In the wake of a decision to withdraw a controversial request for placement of a memorial flagpole in Harbor Park, Grand Marais city councilors were asked Nov. 10 to consider the creation of a public arts commission to oversee future requests.
“We left our job half-done when the park got built,” admitted Richard Olson, a member of the Harbor Park Design Committee. “There is a lack of details and yes, we dropped the ball. I guess we were all a little tired after nine years of effort.”
Olson was joined by fellow committee members Bette McDonnell and Jim Shinners in making his presentation to the council. The discussion was prompted by a request from a group of coffee klatchers and friends of the late Dick Joynes earlier this year to put up a memorial flagpole in the park. Although the city’s park board unanimously approved the idea, city councilors didn’t support the plan, citing aesthetics and a need to adhere to existing guidelines for the addition of memorials to the waterfront park.

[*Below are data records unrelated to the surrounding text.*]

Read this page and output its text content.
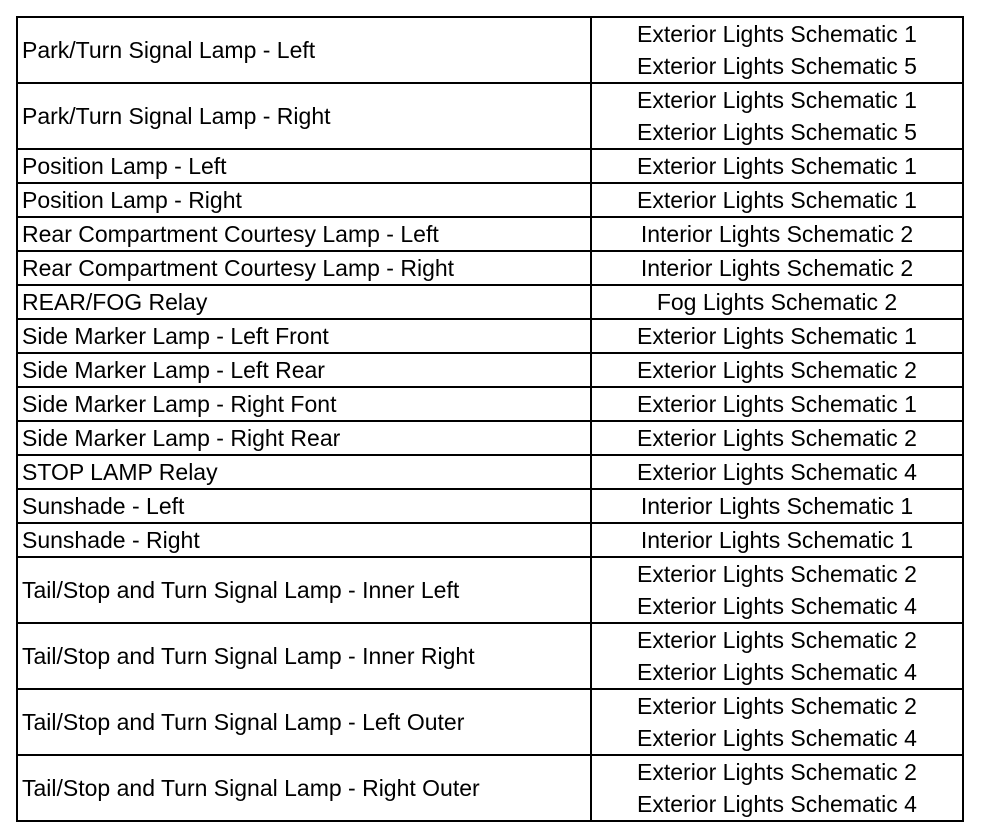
Park/Turn Signal Lamp - Left	Exterior Lights Schematic 1
Exterior Lights Schematic 5

Park/Turn Signal Lamp - Right	Exterior Lights Schematic 1
Exterior Lights Schematic 5

Position Lamp - Left	Exterior Lights Schematic 1

Position Lamp - Right	Exterior Lights Schematic 1

Rear Compartment Courtesy Lamp - Left	Interior Lights Schematic 2

Rear Compartment Courtesy Lamp - Right	Interior Lights Schematic 2

REAR/FOG Relay	Fog Lights Schematic 2

Side Marker Lamp - Left Front	Exterior Lights Schematic 1

Side Marker Lamp - Left Rear	Exterior Lights Schematic 2

Side Marker Lamp - Right Font	Exterior Lights Schematic 1

Side Marker Lamp - Right Rear	Exterior Lights Schematic 2

STOP LAMP Relay	Exterior Lights Schematic 4

Sunshade - Left	Interior Lights Schematic 1

Sunshade - Right	Interior Lights Schematic 1

Tail/Stop and Turn Signal Lamp - Inner Left	Exterior Lights Schematic 2
Exterior Lights Schematic 4

Tail/Stop and Turn Signal Lamp - Inner Right	Exterior Lights Schematic 2
Exterior Lights Schematic 4

Tail/Stop and Turn Signal Lamp - Left Outer	Exterior Lights Schematic 2
Exterior Lights Schematic 4

Tail/Stop and Turn Signal Lamp - Right Outer	Exterior Lights Schematic 2
Exterior Lights Schematic 4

Those guidelines only allow small plaques on teak benches at a cost of $5,000, or a plaque on a wall bench for $750. To date, five teak benches and more than a dozen concrete bench plaques have been sold.
There were also some questions about the rules and regulations laid out by the state Department of Natural Resources in order to comply with the terms of a conservation easement and restrictions that were placed on the site when the city acquired it about 10 years ago.

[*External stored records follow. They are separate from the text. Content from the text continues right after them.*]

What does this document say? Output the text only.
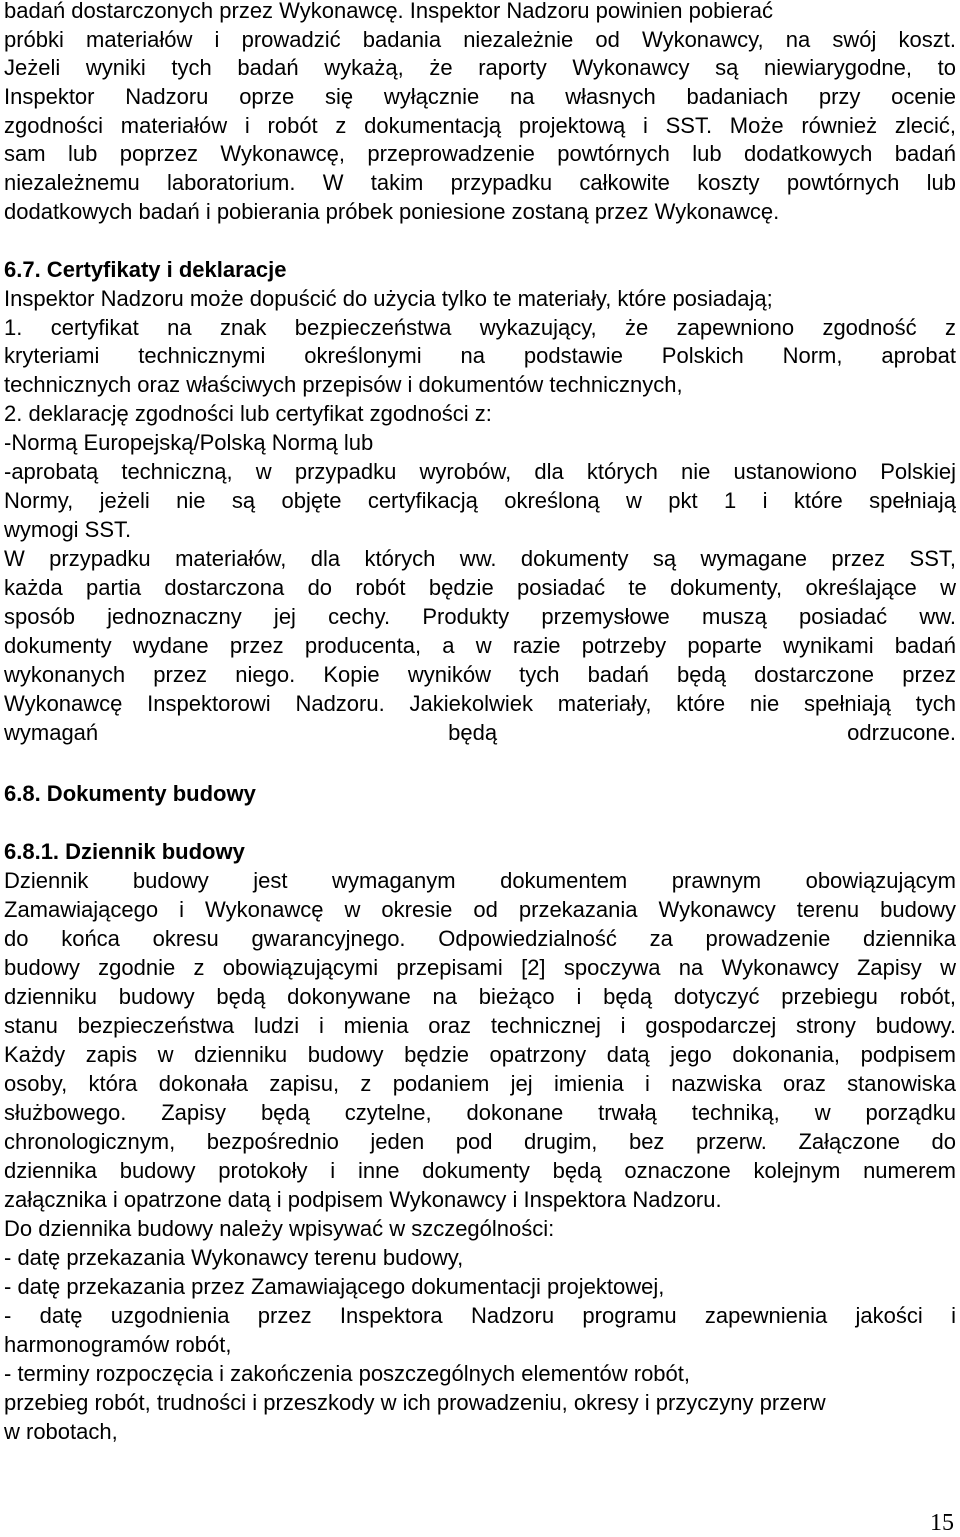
badań dostarczonych przez Wykonawcę. Inspektor Nadzoru powinien pobierać
próbki materiałów i prowadzić badania niezależnie od Wykonawcy, na swój koszt.
Jeżeli wyniki tych badań wykażą, że raporty Wykonawcy są niewiarygodne, to
Inspektor Nadzoru oprze się wyłącznie na własnych badaniach przy ocenie
zgodności materiałów i robót z dokumentacją projektową i SST. Może również zlecić,
sam lub poprzez Wykonawcę, przeprowadzenie powtórnych lub dodatkowych badań
niezależnemu laboratorium. W takim przypadku całkowite koszty powtórnych lub
dodatkowych badań i pobierania próbek poniesione zostaną przez Wykonawcę.
6.7. Certyfikaty i deklaracje
Inspektor Nadzoru może dopuścić do użycia tylko te materiały, które posiadają;
1. certyfikat na znak bezpieczeństwa wykazujący, że zapewniono zgodność z
kryteriami technicznymi określonymi na podstawie Polskich Norm, aprobat
technicznych oraz właściwych przepisów i dokumentów technicznych,
2. deklarację zgodności lub certyfikat zgodności z:
-Normą Europejską/Polską Normą lub
-aprobatą techniczną, w przypadku wyrobów, dla których nie ustanowiono Polskiej
Normy, jeżeli nie są objęte certyfikacją określoną w pkt 1 i które spełniają
wymogi SST.
W przypadku materiałów, dla których ww. dokumenty są wymagane przez SST,
każda partia dostarczona do robót będzie posiadać te dokumenty, określające w
sposób jednoznaczny jej cechy. Produkty przemysłowe muszą posiadać ww.
dokumenty wydane przez producenta, a w razie potrzeby poparte wynikami badań
wykonanych przez niego. Kopie wyników tych badań będą dostarczone przez
Wykonawcę Inspektorowi Nadzoru. Jakiekolwiek materiały, które nie spełniają tych
wymagań będą odrzucone.
6.8. Dokumenty budowy
6.8.1. Dziennik budowy
Dziennik budowy jest wymaganym dokumentem prawnym obowiązującym
Zamawiającego i Wykonawcę w okresie od przekazania Wykonawcy terenu budowy
do końca okresu gwarancyjnego. Odpowiedzialność za prowadzenie dziennika
budowy zgodnie z obowiązującymi przepisami [2] spoczywa na Wykonawcy Zapisy w
dzienniku budowy będą dokonywane na bieżąco i będą dotyczyć przebiegu robót,
stanu bezpieczeństwa ludzi i mienia oraz technicznej i gospodarczej strony budowy.
Każdy zapis w dzienniku budowy będzie opatrzony datą jego dokonania, podpisem
osoby, która dokonała zapisu, z podaniem jej imienia i nazwiska oraz stanowiska
służbowego. Zapisy będą czytelne, dokonane trwałą techniką, w porządku
chronologicznym, bezpośrednio jeden pod drugim, bez przerw. Załączone do
dziennika budowy protokoły i inne dokumenty będą oznaczone kolejnym numerem
załącznika i opatrzone datą i podpisem Wykonawcy i Inspektora Nadzoru.
Do dziennika budowy należy wpisywać w szczególności:
- datę przekazania Wykonawcy terenu budowy,
- datę przekazania przez Zamawiającego dokumentacji projektowej,
- datę uzgodnienia przez Inspektora Nadzoru programu zapewnienia jakości i
harmonogramów robót,
- terminy rozpoczęcia i zakończenia poszczególnych elementów robót,
przebieg robót, trudności i przeszkody w ich prowadzeniu, okresy i przyczyny przerw
w robotach,
15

Subsequently, spokesman Park Johnson told the News-
Herald
last week that the group
” withdrew its flagpole request and will instead consider other options to memorialize their friend.
Olson told council that the committee members agree that aesthetic guidelines should have been included in the park’s final plan, especially for artwork and memorials. “We didn’t want to make it morbid, like a cemetery— we wanted to keep it out of that realm,” Olson said of the memorials. The committee also had some recommendations for art, preferring to emphasize the park’s broad open expanse by limiting and focusing on the existing vertical elements, such as the Bear Tree, lighthouse and trees, rather than adding or allowing more. In fact, Olson recalled, “Not one of us on the committee was in favor of having a flagpole.”

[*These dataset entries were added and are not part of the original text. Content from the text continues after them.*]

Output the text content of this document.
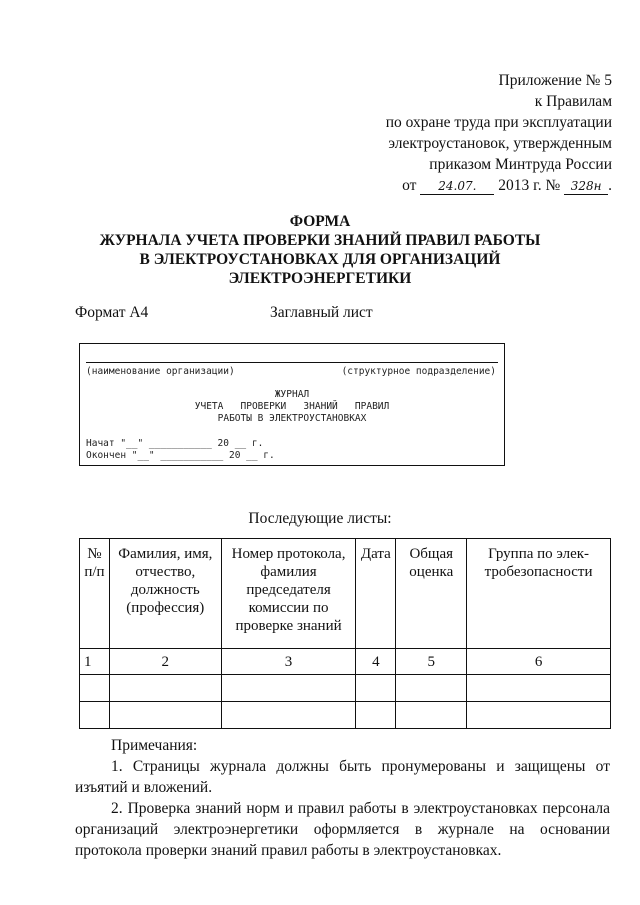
Приложение № 5
к Правилам
по охране труда при эксплуатации
электроустановок, утвержденным
приказом Минтруда России
от 24.07. 2013 г. № 328н .
ФОРМА
ЖУРНАЛА УЧЕТА ПРОВЕРКИ ЗНАНИЙ ПРАВИЛ РАБОТЫ
В ЭЛЕКТРОУСТАНОВКАХ ДЛЯ ОРГАНИЗАЦИЙ
ЭЛЕКТРОЭНЕРГЕТИКИ
Формат А4	Заглавный лист
(наименование организации)	(структурное подразделение)
ЖУРНАЛ
УЧЕТА   ПРОВЕРКИ   ЗНАНИЙ   ПРАВИЛ
РАБОТЫ В ЭЛЕКТРОУСТАНОВКАХ
Начат "__" ___________ 20 __ г.
Окончен "__" ___________ 20 __ г.
Последующие листы:
№ п/п	Фамилия, имя, отчество, должность (профессия)	Номер протокола, фамилия председателя комиссии по проверке знаний	Дата	Общая оценка	Группа по элек-тробезопасности
1	2	3	4	5	6

Примечания:
1. Страницы журнала должны быть пронумерованы и защищены от изъятий и вложений.
2. Проверка знаний норм и правил работы в электроустановках персонала организаций электроэнергетики оформляется в журнале на основании протокола проверки знаний правил работы в электроустановках.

McDonnell agreed that the committee could have done a more thorough job. “The park board does need some parameters. There is nothing to go by in black-and-white,” she said. “It’s not fair to them.”
Shinners said the next project for Harbor Park should be completion of a pavilion tent that would be used for festivals and other special occasions. “We need a shaded spot in the park, but the budget just didn’t allow us to do that,” he said.
The group proposed to council that a public arts commission be created to come up with better guidelines and eliminate confusion in the future when requests are made — not just in Harbor Park, but also on any public land. “We can work together to appoint an oversight committee,” explained Shinners. “It can be just three, four or five members, and they’d meet only when a proposal is made.”
Councilors seemed to be in agreement that the idea was a good one, and will place the item on a future agenda for more consideration.
In other business:
. B.M.A. Construction of Grand Marais, low bidder, was
awarded the contract to repair the storm-damaged roof and interior walls at the municipal swimming pool at a cost of $88,200; the city must pay a $10,000 deductible, but the remainder will be covered by insurance. Work entails tearing off all remaining roofing; installing new roof insulation and rubber roofing; and replacing a portion of the interior insulation and all of the paneling on the west wall, and a
portion of the east wall where water entered. It is estimated
the job will take at least a month to complete.
. Park Manager Dave Tersteeg said after the repair work is
done, the pool would be drained, cleaned and have annual
maintenance performed. The Minnesota Department of
Health will inspect the pool before its opening.
. Council approved a permit request from the Chamber
of Commerce to hold the Christmas parade Nov. 23. See
details in the ad on page A15.
. Council supported, on first reading, a planning commission
recommendation to rezone several properties on Seventh and Eighth avenues west from Commercial Industrial to Commercial-Residential Mixed Use. Councilors and planning commissioners said they believed the Mixed Use category was more appropriate for the area.